Ainsi, comme le remarque K. Badt ("Eine wissenschaftlehre der kunst geschichte", Berlin, 1971), "les objets en plus de leur valeur comme faits historiques acquirent une valeur ajoutée, reconnue et acceptée, qui est leur historicité ce qui les transforme en objets culturels et constitue le patrimoine" (). La réflexion historique dans le champ de l'art motive l'imitation, la reproduction ou la copie des œuvres du passé. Mouvements connus sous l’appellation de renaissance ou "revivals". Le premier mouvement de cette sorte s'est produit durant la période hellénistique. Ces mouvements eurent aussi lieu au Moyen Age (« renaissance carolingienne » ou période « gothique »), à la Renaissance, avec le Néo-classicisme ou pendant le Romantisme, comme le souligne E. Panofsky dans son ouvrage "Renacimiento y renacimientos" (1975).
 
Par ailleurs, c'est le développement, par une société, d'un mythe historique fondateur qui donne aux biens de cette époque un caractère "sacré". La notion de patrimoine culturel se développe alors en fonction de la reconnaissance de ces témoignages comme fondement de l'identité "sociale". Ce statut lui confère une valeur politique qui conduit à la protection de ces biens. Cette protection passe par la "juridicisation" d'une notion fondamentalement sociale.
 
Dans le développement historique des sociétés occidentales, cette évolution s'est traduite par le rapport qu'entretenait chaque société avec les objets anciens. Jusqu'au Moyen-Age, "l'ancien" est considéré comme "vétuste", quand il ne s’agit pas d’objets sacrés, à l'exception notable de la période gréco-romaine. A partir de la Renaissance, la valeur fondatrice du passé s'affirme et "l'ancien" devient "patrimoine". Durant l'époque classique et jusqu'à la seconde guerre mondiale, le champ du patrimoine va se développer de manière continue et des règles globales de protection vont être adoptées par les Etats. A partir de la moitié du XX ème siècle, sous l'influence de l'ethnologie, le patrimoine culturel se verra reconnaître une fonction politique et jouira dés lors d'un domaine illimité.
 
L’ANCIEN COMME VETUSTE.
 
Jusqu'à la Renaissance, les sociétés occidentales ont considéré les biens qu'elles produisaient d'une manière fondamentalement matérialiste. Les biens qui existaient depuis longtemps étaient appréciés en fonction de leur rendement et de leur utilité. Pourtant, à deux reprises une certaine transcendance laïque a pu s'appliquer aux objets issus d'époques précédentes. Pendant la période gréco-romaine, et à la fin du Moyen-Age gothique, on a pu voir à travers des objets, le rappel d'une époque fondatrice ou l'existence de racines culturelles.

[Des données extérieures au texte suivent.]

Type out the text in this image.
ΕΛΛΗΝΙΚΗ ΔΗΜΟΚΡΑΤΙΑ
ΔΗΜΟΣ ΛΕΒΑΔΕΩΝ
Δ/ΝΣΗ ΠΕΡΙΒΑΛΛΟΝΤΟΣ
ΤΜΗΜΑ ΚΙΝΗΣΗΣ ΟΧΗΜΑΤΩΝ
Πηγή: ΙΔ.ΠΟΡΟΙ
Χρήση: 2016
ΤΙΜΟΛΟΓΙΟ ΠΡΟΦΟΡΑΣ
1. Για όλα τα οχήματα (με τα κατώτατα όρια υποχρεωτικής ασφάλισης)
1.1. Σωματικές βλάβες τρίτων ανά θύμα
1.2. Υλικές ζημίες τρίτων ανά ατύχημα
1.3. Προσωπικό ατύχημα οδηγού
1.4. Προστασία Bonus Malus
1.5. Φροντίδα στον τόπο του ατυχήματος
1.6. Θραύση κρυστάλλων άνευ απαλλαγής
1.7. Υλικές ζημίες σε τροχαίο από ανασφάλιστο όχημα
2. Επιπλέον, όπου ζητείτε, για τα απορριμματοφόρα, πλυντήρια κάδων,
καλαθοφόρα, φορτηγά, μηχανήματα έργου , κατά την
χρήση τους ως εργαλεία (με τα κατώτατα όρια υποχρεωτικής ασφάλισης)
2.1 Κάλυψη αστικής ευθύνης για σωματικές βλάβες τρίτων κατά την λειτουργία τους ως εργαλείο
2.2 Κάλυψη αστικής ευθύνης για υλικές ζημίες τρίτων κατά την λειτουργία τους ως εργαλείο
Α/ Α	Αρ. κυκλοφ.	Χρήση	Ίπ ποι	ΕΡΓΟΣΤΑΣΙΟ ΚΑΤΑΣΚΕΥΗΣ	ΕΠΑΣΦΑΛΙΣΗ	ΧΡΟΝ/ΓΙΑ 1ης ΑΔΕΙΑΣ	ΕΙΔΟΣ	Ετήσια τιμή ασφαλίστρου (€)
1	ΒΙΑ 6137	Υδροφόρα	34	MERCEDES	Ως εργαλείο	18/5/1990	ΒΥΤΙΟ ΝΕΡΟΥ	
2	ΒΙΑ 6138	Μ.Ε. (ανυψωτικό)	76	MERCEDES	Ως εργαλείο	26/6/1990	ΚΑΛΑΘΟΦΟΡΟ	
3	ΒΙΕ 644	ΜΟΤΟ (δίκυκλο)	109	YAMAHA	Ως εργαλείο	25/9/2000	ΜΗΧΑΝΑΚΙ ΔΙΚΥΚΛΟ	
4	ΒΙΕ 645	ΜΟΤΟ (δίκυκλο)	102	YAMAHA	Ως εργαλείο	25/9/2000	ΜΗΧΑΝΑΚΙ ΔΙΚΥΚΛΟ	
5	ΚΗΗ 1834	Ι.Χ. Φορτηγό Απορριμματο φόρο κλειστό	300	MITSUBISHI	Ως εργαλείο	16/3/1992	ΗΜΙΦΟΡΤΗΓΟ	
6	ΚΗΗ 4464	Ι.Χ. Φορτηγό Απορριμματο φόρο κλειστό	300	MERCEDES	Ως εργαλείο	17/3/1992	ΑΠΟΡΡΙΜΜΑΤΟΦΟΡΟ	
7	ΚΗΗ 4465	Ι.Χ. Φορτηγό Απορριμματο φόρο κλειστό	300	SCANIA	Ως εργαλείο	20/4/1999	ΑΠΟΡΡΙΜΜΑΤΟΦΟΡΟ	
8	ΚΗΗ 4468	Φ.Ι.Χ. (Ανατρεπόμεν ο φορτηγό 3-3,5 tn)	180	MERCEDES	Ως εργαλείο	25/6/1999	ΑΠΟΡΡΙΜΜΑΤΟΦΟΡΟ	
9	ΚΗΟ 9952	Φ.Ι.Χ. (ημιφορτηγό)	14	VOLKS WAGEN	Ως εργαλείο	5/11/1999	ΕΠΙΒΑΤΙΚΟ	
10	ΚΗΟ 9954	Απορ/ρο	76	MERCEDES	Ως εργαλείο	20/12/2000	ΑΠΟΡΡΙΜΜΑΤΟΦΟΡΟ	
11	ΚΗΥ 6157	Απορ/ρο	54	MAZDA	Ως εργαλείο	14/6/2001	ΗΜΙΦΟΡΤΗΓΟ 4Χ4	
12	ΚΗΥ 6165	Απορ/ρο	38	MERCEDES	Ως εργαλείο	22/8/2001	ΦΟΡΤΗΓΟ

Pour éclore, cette conception est passée par la reconnaissance d'une valeur artistique autonome des biens et l'émergence d'un mythe fondateur laïque dont la société se considérait l'héritière. Chacune de ces périodes est venue comme l'aboutissement d'un cycle, celui de l'Antiquité pour la période gréco-romaine, et celui du Moyen-Age pour la période gothique.
 
L’ANTIQUITE
 
L’Antiquité se caractérise, au sens du patrimoine culturel, par l’apparition pendant la période gréco-romaine de la conscience de la valeur historique de certains biens et l’anéantissement de ce progrès sous le choc des invasions barbares.
Ce mouvement qui a conduit à célébrer la valeur historique des biens, s'est fondé sur la reconnaissance d’une valeur artistique et surtout, sur le développement d'une conception d’évolution historique qui permet à une société de se reconnaître comme le fruit et l’héritière d’une société précédente. Cette évolution a commencé pendant la Préhistoire, s’est poursuivie au cours des premières cultures historiques et n’a trouvé un terrain d’épanouissement que pendant la période gréco-romaine qui se traduit non seulement par l’apparition de collections d’œuvres mais surtout d’une théorisation artistique ainsi que l’atteste les écrits des anciens, comme par exemple le traité de Vitruve sur l’architecture, les livres 33 à 37 de l’histoire naturelle de Pline ou de la Périégèse de la Grèce de Pausias
 
La préhistoire et les premières cultures historiques
 
Les indications données par l'archéologie, en ce qui concerne la Préhistoire, ne permettent pas de juger aisément de la "valeur" accordée aux biens. Cependant, on peut penser que les objets sont d’abord essentiellement utiles, et c'est par le biais de la magie et du sacré que certains d'entre eux prendront une valeur particulière.
Pendant les premières cultures historiques, les mythes fondateurs apparaissent comme essentiellement religieux. Les vestiges anciens sont estimés à leur valeur d'usage. Par ailleurs, la pratique des butins de guerre fait considérer les résultats des razzias et des conquêtes sous leur aspect économique ou comme preuve de puissance. La réunion d'objets cultuels de valeur, se développe dans les temples, les tombes et les palais. La plupart des objets somptuaires sont thésaurisés dans des lieux de culte inaccessibles à ceux qui ne font pas partie du service religieux, d'autres sont exposés à des fins d'affirmation de la puissance du souverain.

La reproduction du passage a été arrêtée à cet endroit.